A refined model for local buckling of rectangular CFST columns with binding bars

Abstract

This paper presents a refined model for local buckling of rectangular concrete-filled steel tubular (CFST) columns with binding bars under axial compression due to a deficiency in the previous model i.e. the influences of horizontal spacing and diameter of binding bars were not considered. The influences of longitudinal spacing, horizontal spacing and diameter of binding bars on the critical local buckling stress can be reasonably considered in the proposed model, which is applicable to both elasto-plastic phase and elastic phase. The refined model is verified against the experimental results, showing better agreement than the previous model. Then, the proposed model is employed to investigate the influences of longitudinal spacing, horizontal spacing, diameter of binding bars and cross-sectional aspect ratios on the critical local buckling stress. It is found that the critical local buckling stress increases considerably with the decrease of the spacing of binding bars. Furthermore, the influence of longitudinal spacing of binding bars on the critical local buckling stress is more significant than that of horizontal spacing.

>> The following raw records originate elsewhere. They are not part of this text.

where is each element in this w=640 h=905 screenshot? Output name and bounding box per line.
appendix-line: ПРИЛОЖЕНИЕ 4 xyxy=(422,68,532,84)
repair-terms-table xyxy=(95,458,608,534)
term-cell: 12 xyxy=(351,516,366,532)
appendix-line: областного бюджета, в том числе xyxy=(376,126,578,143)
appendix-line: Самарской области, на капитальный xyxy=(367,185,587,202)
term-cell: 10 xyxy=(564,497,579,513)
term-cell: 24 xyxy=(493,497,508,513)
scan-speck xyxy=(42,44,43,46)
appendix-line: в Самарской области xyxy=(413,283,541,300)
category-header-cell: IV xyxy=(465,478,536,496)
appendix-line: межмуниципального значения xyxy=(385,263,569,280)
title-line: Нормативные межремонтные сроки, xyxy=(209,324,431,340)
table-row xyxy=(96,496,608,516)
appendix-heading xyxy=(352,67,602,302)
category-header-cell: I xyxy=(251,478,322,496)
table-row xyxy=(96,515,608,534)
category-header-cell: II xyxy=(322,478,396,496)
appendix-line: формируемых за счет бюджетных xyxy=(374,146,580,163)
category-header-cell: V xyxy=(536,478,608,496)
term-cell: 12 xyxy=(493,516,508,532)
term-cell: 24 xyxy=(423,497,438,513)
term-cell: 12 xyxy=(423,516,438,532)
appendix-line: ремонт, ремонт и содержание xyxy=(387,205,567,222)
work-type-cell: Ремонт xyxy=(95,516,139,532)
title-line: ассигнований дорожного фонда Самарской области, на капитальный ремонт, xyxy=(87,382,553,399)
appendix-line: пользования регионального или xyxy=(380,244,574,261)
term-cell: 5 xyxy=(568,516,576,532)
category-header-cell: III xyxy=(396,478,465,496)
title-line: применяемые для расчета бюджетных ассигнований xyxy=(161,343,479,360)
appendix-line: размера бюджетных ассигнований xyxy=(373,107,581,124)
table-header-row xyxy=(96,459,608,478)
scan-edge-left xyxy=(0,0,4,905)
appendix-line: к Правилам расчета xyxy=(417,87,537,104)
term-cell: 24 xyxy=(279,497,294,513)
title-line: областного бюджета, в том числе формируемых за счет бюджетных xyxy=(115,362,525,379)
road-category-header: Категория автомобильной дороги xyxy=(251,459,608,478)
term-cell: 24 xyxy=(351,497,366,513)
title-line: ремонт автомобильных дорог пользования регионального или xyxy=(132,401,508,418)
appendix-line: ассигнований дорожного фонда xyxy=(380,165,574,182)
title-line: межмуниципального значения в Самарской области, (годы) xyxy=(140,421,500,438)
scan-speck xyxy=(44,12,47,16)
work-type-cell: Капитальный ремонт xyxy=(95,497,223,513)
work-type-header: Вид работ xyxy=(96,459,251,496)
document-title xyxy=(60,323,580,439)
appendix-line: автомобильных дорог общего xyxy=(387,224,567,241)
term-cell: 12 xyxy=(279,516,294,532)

It is also found that the critical local buckling stress increase modestly with the increase of diameter of binding bars in the case of small spacing of binding bars. In addition, the cross-sectional aspect ratio have little influence on the critical local buckling stress, which can be ignored. Aiming at delaying the occurrence of local buckling of steel plates in rectangular CFST columns with binding bars, it is suggested that decreasing longitudinal spacing as an efficient measure has priority over other measures.